Fecha: 30 de abril de 2013

Ponente: Francisco Valverde, (NLP&IR-UNED)

Lugar de celebración: Sala 1.03, ETSI Informática, UNED (mapa)

Resumen:

The most widely spread measure of performance, accuracy, suffers from a paradox: predictive models with a given level of accuracy may have greater predictive power that models with higher accuracy. We argue that a reason for this may be that, in spite of optimizing classification error rate, high accuracy models fail to capture crucial information transfer in the classification task.

Therefore we set out to solve the problem of the assessment of classification when maximizing the statistical information captured by the model is the main goal of the classification process, e.g. in exploratory analysis.

For this purpose we concentrate on a different quantity for a classifier, the perplexity, and show how it relates to classification accuracy.
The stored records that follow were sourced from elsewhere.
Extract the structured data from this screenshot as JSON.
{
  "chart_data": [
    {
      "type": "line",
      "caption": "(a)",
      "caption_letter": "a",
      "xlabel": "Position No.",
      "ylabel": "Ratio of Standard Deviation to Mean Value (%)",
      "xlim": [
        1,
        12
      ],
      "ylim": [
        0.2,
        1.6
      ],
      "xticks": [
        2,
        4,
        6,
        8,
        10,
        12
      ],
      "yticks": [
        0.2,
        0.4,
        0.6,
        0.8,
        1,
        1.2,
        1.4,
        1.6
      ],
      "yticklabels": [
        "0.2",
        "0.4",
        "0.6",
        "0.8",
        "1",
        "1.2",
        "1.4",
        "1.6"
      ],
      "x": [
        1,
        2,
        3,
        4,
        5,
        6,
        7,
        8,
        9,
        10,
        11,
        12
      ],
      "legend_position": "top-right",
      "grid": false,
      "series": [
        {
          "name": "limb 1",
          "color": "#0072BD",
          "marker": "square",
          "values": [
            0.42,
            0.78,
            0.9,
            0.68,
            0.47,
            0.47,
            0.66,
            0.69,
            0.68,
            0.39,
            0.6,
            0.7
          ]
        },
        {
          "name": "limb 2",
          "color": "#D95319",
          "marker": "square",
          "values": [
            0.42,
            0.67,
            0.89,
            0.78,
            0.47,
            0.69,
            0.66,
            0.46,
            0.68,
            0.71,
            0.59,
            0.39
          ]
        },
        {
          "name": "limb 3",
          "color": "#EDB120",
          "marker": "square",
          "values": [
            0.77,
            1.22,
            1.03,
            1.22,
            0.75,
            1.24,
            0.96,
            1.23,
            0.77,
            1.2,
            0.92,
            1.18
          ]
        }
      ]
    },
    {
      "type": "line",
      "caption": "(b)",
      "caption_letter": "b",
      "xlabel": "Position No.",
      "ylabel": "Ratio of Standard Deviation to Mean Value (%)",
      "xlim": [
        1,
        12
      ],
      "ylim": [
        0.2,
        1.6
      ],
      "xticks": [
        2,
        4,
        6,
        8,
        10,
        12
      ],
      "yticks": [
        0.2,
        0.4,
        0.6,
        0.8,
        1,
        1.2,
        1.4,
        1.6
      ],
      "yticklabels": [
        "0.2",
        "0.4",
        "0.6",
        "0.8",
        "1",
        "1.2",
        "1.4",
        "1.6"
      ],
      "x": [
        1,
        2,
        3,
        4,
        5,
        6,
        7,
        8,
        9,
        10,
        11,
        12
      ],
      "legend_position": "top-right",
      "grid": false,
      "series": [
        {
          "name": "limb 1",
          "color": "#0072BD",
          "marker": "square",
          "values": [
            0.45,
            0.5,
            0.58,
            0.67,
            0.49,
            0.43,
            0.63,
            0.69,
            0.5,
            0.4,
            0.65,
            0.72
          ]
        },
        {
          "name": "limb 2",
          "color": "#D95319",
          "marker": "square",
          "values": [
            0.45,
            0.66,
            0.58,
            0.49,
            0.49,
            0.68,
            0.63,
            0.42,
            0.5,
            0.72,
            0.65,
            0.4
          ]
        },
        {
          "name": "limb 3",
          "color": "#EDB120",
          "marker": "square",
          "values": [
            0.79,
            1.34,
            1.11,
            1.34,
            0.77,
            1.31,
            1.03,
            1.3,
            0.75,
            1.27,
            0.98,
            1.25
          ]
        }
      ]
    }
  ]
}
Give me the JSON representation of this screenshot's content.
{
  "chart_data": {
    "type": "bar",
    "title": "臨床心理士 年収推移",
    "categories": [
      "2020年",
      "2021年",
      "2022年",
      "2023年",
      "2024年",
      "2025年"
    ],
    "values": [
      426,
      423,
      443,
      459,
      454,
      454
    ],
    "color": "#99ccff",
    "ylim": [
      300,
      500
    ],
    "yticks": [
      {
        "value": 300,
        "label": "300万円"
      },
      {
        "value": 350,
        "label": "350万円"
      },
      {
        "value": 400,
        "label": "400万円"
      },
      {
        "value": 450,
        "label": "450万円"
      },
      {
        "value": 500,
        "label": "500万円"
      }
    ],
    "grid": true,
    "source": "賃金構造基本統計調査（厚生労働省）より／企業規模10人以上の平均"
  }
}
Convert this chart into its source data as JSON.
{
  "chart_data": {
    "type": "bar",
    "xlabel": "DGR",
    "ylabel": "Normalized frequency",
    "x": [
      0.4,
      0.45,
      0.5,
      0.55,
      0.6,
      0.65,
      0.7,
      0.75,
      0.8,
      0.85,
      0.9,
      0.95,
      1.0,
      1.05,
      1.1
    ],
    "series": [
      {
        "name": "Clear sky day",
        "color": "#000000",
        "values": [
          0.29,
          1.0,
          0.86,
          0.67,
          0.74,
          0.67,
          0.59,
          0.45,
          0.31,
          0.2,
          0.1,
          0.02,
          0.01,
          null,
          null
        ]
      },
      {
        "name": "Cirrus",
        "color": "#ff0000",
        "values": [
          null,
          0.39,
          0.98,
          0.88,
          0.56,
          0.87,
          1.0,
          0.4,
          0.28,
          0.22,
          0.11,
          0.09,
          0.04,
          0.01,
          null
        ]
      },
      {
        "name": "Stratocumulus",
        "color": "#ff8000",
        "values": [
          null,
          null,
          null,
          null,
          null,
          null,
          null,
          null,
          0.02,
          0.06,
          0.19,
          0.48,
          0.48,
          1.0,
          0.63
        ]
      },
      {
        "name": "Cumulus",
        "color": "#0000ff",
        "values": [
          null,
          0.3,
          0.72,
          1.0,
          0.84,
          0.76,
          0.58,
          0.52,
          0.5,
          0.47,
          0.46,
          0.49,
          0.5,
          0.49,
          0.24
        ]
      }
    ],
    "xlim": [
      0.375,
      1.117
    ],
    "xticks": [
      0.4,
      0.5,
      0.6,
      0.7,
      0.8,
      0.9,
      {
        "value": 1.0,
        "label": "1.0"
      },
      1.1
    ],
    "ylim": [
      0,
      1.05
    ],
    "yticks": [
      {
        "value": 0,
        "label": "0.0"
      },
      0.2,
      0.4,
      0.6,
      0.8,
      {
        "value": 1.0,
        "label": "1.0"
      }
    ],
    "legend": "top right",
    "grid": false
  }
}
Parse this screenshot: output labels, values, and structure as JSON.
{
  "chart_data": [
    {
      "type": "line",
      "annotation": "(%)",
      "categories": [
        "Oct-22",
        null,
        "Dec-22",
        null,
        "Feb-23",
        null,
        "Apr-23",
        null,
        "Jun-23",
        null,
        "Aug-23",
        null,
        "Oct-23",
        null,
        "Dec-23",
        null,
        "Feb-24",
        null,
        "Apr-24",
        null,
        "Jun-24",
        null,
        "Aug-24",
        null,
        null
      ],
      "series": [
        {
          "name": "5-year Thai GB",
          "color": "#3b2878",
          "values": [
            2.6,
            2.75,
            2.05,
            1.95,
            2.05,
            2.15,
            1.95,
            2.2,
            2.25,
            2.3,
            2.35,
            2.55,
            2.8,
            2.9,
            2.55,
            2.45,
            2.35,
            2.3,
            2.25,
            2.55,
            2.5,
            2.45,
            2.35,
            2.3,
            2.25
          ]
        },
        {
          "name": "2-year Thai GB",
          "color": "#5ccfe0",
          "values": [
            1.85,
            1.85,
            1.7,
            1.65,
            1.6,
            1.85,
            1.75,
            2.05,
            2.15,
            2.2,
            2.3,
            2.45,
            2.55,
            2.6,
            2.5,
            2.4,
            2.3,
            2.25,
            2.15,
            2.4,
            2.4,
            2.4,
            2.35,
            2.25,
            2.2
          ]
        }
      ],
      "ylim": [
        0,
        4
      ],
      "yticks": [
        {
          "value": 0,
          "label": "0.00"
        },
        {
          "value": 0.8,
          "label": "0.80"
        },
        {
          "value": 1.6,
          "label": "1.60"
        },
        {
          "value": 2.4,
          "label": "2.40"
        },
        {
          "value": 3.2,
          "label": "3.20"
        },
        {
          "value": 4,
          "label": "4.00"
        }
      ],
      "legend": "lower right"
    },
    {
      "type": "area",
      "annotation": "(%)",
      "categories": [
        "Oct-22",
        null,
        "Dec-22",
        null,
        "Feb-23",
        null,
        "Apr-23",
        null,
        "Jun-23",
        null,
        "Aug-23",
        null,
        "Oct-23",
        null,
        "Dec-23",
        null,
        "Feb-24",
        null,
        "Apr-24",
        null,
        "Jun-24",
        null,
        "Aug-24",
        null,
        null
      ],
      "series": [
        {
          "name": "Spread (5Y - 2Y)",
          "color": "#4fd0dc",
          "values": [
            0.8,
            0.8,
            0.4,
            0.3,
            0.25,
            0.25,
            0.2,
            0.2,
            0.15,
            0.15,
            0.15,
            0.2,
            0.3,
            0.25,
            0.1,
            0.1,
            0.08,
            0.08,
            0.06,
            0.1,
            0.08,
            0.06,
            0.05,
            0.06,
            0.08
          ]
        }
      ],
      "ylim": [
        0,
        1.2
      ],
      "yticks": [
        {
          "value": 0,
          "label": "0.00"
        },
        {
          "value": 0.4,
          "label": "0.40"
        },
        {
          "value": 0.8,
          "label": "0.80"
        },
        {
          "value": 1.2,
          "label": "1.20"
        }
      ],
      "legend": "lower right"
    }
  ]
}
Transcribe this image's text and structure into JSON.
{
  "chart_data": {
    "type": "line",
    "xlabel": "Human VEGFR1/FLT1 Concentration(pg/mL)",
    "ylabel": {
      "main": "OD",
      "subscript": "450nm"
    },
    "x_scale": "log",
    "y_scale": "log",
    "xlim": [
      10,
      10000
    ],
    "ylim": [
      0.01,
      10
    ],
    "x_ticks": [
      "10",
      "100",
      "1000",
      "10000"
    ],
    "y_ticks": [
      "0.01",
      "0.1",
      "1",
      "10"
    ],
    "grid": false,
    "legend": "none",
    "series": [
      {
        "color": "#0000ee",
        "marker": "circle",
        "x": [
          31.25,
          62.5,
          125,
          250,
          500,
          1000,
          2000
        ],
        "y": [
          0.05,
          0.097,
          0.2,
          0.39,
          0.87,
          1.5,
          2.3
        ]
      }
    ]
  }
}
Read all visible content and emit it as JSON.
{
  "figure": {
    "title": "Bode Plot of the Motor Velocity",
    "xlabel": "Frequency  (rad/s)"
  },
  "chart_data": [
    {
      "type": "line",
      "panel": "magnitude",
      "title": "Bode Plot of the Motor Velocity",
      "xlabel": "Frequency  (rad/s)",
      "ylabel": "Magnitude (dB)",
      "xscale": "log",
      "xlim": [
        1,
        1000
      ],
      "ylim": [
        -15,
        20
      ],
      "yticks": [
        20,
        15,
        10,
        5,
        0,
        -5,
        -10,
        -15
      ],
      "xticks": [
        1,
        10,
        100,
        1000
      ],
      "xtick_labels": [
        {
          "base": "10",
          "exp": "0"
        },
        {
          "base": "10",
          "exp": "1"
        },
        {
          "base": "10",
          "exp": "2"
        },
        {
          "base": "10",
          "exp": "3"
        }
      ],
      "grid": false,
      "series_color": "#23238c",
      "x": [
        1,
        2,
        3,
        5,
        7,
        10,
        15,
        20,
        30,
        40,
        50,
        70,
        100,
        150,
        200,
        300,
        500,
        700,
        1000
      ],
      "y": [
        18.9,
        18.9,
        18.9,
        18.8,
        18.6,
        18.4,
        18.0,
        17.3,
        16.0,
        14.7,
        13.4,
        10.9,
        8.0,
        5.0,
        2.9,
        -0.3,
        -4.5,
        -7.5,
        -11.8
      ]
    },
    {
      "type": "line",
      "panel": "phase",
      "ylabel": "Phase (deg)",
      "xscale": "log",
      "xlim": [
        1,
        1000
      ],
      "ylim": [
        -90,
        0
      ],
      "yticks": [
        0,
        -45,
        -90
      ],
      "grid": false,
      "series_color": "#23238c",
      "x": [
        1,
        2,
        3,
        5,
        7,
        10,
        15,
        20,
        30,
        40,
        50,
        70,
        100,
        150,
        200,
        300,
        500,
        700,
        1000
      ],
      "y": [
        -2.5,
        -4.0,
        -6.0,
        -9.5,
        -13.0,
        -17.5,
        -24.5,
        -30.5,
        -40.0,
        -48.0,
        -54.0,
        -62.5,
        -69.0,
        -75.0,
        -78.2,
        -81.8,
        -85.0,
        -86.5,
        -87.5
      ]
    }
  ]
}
Using perplexity we are then able to obtain the normalized information transfer factor (NIT), a measure of how efficient is the transmission of information from the input set of classes to the output set of classes.

We claim that the NIT factor is a more natural measure of classification performance than accuracy when the assessment criterion is the transfer of information through the classifier instead of classification error count. It also makes it harder for classifiers to 'cheat' using techniques like specialization. We show how to use it in classification assessment and howit rejects rankings based in accuracy.